On Wednesday, October 14, 2025, at 7 p.m., PIASA will have the privilege of auctioning the second part of the Geneviève and Jean-Paul Kahn collection.
"Then there is the predestination of objects. All great collections possess a considerable attractive force." — Anatole Jakovsky
I don’t know whether Geneviève and Jean-Paul Kahn collected objects according to a code of their own, or if the objects came to them through a form of secret correspondence, where the choice seems so obvious: to place a gouache-collage by Esteban Francès alongside another gouache-collage by Remedios Varo, followed by a very rare collage by the poet Benjamin Péret.
The collection of Geneviève and Jean-Paul Kahn was not built in the sense of a premeditated search — it has its source in dreams.

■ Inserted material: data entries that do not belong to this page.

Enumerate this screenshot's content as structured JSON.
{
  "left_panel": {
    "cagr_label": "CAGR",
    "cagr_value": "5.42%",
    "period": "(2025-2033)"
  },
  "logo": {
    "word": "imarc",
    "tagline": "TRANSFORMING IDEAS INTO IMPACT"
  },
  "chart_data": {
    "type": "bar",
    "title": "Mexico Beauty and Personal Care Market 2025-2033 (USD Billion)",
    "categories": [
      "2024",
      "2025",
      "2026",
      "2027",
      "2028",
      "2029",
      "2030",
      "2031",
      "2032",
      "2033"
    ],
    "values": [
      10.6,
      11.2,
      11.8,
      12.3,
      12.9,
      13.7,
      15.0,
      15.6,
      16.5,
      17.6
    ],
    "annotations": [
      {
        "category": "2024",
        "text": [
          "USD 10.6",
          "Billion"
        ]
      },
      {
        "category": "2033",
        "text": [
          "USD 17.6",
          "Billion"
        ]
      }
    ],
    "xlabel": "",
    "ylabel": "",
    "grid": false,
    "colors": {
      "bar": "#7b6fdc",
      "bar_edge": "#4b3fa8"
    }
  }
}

This second sale, centered on the surrealist woman as artist or as image, opens with those anthropomorphic faces with eyes full of suffering from an inner beyond by Frida Kahlo; the dream boxes of Mimi Parent; a decalcomania by Jacqueline Lamba facing one by André Breton; exquisite corpses where Jeannette and Tanguy respond to Jacqueline and Breton; or this painting by Meret Oppenheim, born of an erotic night.

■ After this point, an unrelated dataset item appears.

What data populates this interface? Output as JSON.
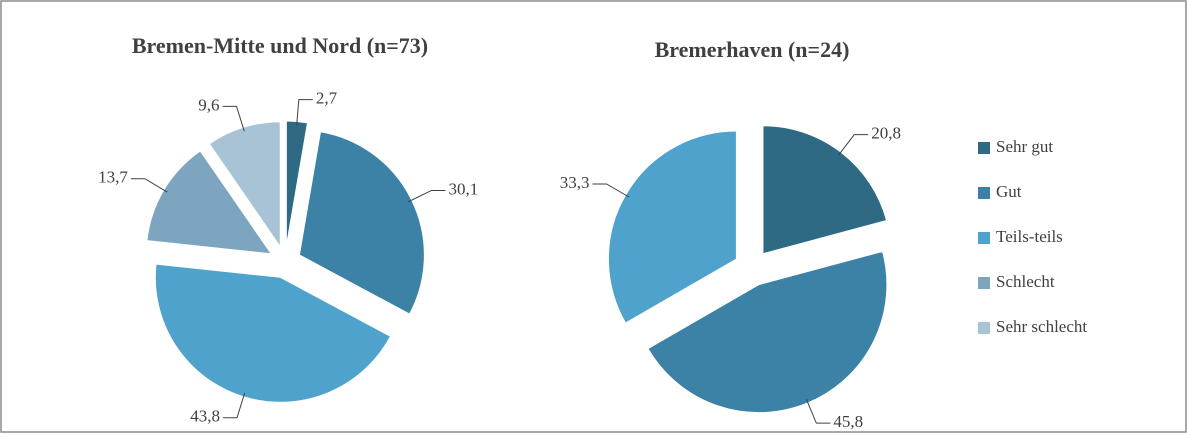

A woman is also her own sublimated representation — weightless in a painting by Roland Penrose, unsettling and devouring in one by Wilhelm Freddie, or with a hallucinogenic mushroom head in the painting by John Melville. And then there's this totem by Leonora Carrington — a surrealist object that pays tribute to the mystery of femininity: the woman-lute, an enigmatic body covered in mysterious symbols, paintings that seem to go back to ancestral times, to the very birth of woman in all her emotional weight of suffering and beauty.
This second sale offers us the feminine universe of the surrealist constellation, with its many ramifications and correspondences, as seen through the collection of Geneviève and Jean-Paul Kahn.